Django supports four database engines: MySQL, Oracle, SQLite 3 and PostgreSQL. All the engines work equally well for the most part with the core framework. PostgreSQL is recommended if you do not have ties to a legacy system and can choose a database backend.
To set up a database, you need to install and configure the server itself. Each database you choose has its own way of setting up, so you need to refer to that. Secondly, you have to install the Python library for that particular database backend. This is third-party code for Python to interface with the database.
SQLite is recommended if you are just experimenting with Django and do not want to install a server. It does not require installation; it can just read and write data to a single file on your system, and it is supported by Python 2.5 and higher. Windows makes it a bit difficult to obtain database driver binaries.

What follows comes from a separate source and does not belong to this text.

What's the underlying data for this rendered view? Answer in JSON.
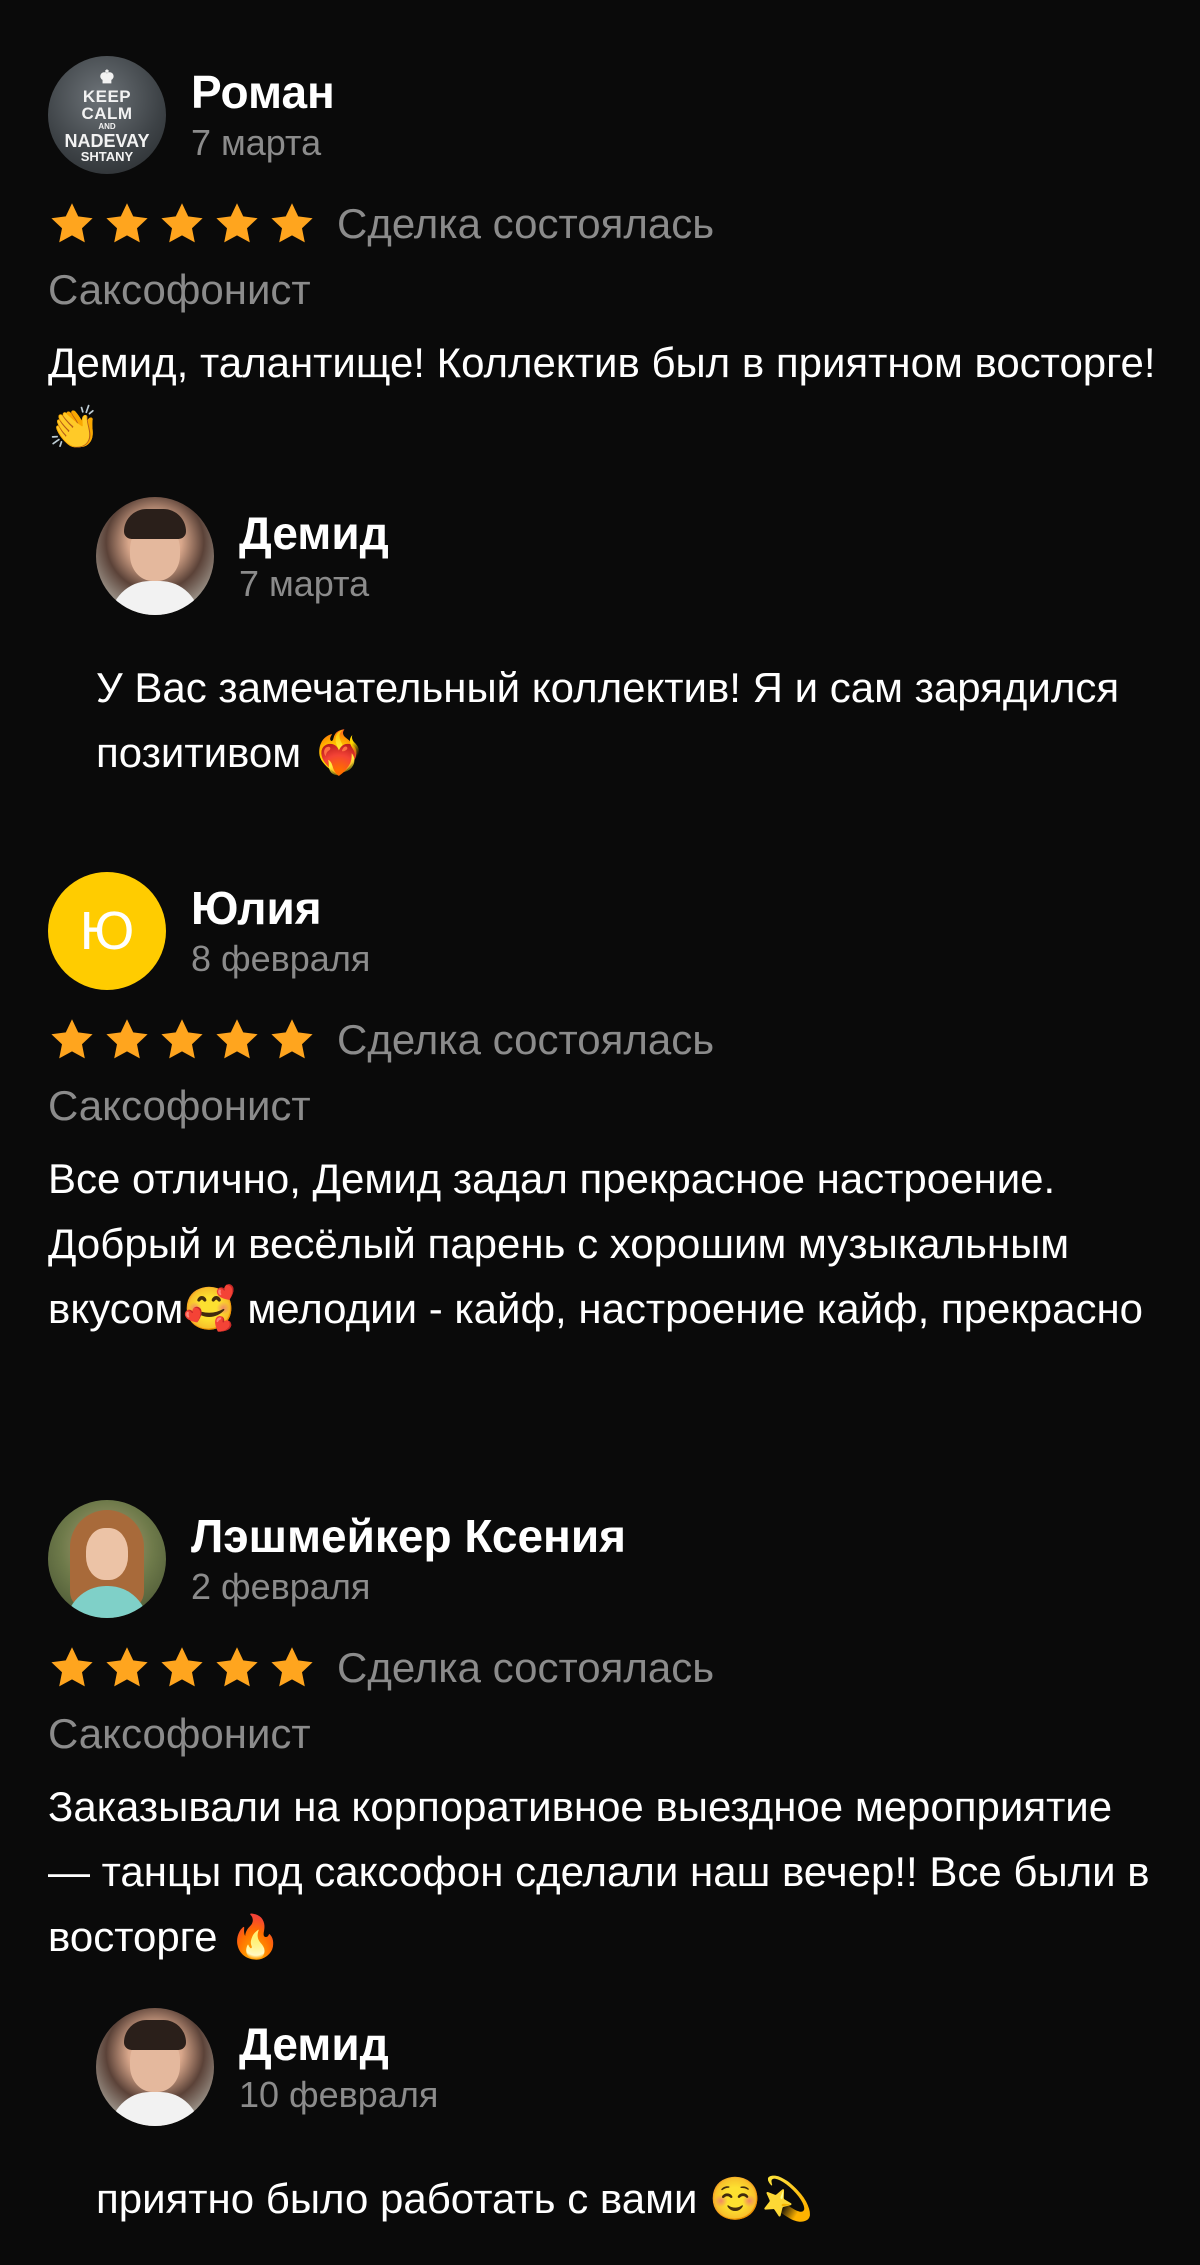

If you opt for MySQL, you need MySQL 4.0 or higher since the older versions do not support Django’s features. You also have to install the MySQLdb package from the Django Project page. If you are using Linux, your distribution’s package management system may have a package called ‘mysql-python’, ‘python-mysqldb’ or ‘python-mysql’.
Django works with versions 9i or higher of the Oracle Database Server. You also need to install the cx_Oracle library from the cx-Oracle website. Alternatively, you can use Django without a database entirely, if you want to only use it to serve dynamic pages without referencing a database. With that said, some of the tools in Django do require a database, and not having one will cause you to miss out on them.